Cytosine is a nucleic base that is a building block of DNA and RNA. It and three other nucleic bases make up the genetic code of every living thing.
What is cytosine?
The exact chemical name of cytosine is 4-amino-1H-pyrimidin-2-one because the amino group of the nucleic base is located at the fourth standard position of a scaffold of pyrimidine. Pyrimidine is a molecule whose structure is formed by a six-membered ring with two nitrogen atoms. An oxygen atom occupies the second position. Pyrimidine is an inorganic particle; it serves as the basis for numerous other constructs such as cytosine, in which it represents an important building block. Cytosine is only partially soluble in ethanol and water. Its normal physical state is solid, with a melting point of 320 to 325 °C. Cytosine is thus one of the more robust chemical compounds. In its pure form, the nucleic base must be labeled “irritant” because it can irritate mucous membranes and cause inflammation. However, cytosine elicits this reaction only in unnatural concentrations, such as do not occur in nature and are produced only by artificial biochemical synthesis.

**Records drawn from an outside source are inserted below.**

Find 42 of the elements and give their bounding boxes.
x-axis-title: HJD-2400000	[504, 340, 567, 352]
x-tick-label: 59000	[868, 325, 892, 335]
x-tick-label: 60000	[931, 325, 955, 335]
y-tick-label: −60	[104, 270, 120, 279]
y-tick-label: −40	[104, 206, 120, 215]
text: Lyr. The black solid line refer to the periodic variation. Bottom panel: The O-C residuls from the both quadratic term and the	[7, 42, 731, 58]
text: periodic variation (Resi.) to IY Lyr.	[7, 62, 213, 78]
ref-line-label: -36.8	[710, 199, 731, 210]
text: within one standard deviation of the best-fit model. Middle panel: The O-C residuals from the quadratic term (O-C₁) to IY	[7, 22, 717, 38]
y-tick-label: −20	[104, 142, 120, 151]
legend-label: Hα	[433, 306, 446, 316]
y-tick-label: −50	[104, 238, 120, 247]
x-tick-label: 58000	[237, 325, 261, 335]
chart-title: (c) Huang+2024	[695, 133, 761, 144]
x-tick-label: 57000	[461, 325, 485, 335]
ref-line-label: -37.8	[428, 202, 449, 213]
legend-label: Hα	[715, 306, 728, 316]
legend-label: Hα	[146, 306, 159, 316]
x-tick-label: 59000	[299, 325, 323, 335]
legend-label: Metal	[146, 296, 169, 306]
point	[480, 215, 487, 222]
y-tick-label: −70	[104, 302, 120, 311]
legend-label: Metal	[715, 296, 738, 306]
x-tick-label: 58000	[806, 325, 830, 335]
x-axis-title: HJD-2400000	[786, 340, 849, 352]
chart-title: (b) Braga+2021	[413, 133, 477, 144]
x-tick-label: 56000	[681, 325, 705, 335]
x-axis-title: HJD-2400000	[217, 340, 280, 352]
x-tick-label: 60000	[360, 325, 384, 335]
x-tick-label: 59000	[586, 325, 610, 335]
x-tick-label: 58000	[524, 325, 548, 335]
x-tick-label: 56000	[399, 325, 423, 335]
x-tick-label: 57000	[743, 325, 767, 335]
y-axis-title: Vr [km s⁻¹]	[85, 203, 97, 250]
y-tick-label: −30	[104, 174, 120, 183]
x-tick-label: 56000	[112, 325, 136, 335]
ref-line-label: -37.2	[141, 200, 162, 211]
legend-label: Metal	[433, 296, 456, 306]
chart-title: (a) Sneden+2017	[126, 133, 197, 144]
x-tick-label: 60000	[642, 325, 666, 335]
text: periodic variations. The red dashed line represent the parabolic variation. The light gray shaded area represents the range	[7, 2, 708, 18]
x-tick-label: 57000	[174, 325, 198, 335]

Function, action, and roles
Cytosine is one of the four nucleic bases that, together with sugar molecules, form DNA (deoxyribonucleic acid) and the similar RNA (ribonucleic acid). Cytosine thus plays an important role in the storage of hereditary information, which is responsible for the control of cells as well as heredity. DNA consists of long chains of so-called nucleotides. In order for the building block cytosine to become a nucleotide, it must combine with other building blocks. The nucleotide consists of a sugar molecule, a phosphate acid and a base. In human DNA, the sugar molecule is a so-called pentose; the name pentose refers to the pentagonal structure of the sugar. Special enzymes read the DNA in the cell nucleus and make a copy, which then passes out of the nucleus. There it is read again by other enzymes and translated into proteins. Biology therefore refers to this process as translation. During translation, the enzyme responsible selects the appropriate protein molecule for each code, which consists of three base pairs, and forms long chains from them. Cytosine forms a so-called base pair together with guanine, another nucleic base. The two DNA building blocks can form a bond with each other like two pieces of a puzzle – but not with the other two nucleic bases, thymine and adenine. Cytosine and guanine combine with the aid of a hydrogen bridge and can dissolve this again by splitting off hydrogen. Thymine is also a pyrimidine base based on the six-membered ring. All living organisms share these basic principles of inheritance and are based on the same basic genetic material. It is only the sequence of base pairs that determines which organism emerges from the genetic code, what shape it takes, and what functions it can perform.
Formation, occurrence and properties
Cytosine is formed from pyrimidine. This substance represents a six-membered ring with two nitrogen atoms. An NH2 group attaches to the pyrimidine with a single bond, as well as a single oxygen molecule with a double bond. In addition, a hydrogen atom attaches to one of the two nitrogen atoms of the pyrimidine ring. The natural sciences distinguish between two forms of cytosine, the tautomers. In addition to the H1 tautomer, another form of cytosine exists, the 3H tautomer. H1 tautomer and H3 tautomer differ from each other in that the various additional groups attach to different positions on the pyrimidine ring. The H1 variant occurs more frequently. There is no optimum value for cytosine; how frequently cytosine occurs in the human body depends on various factors. However, because it is found in the nucleus of every single cell, it occurs very frequently.
Diseases and disorders
Cytosine is a building block of DNA and determines the basic mechanisms of life by its place in the sequence of the genetic code along with three other bases. Accordingly, life without cytosine is not possible.For example, if sufficient basic substances from which cytosine is formed were not available during a very early phase of pregnancy, further development of the embryo would not be possible even at the stage of individual cells. A complete absence of cytosine in a living organism is therefore unthinkable. Cytosine consists of atoms that are very abundant. A deficiency as a result of inadequate nutrition is therefore also extremely unlikely. The body cell can swap cytosine, like all other bases, with another base due to errors in copying the DNA (transcription). This is a mutation, as a result of which the enzymes within the cells form incorrect protein chains. These proteins have no or only limited functionality or achieve a different effect than intended. As a result, they disrupt the regulated processes of the organism. In myoadenylate deaminase deficiency (MAD deficiency or MADD), for example, the genetic code of the AMPD1 gene has an error. At position 34 of exon 2, there should actually be cytosine; however, due to a gene defect, this position is mistakenly occupied by the nucleotide thymine. This small change has drastic effects: The code now signals “stop” at this position, which is why the enzymes synthesize only an incomplete protein during translation. As a result, MADD manifests a metabolic disorder of the skeletal muscles. It causes muscle symptoms such as cramps, weakness, and pain.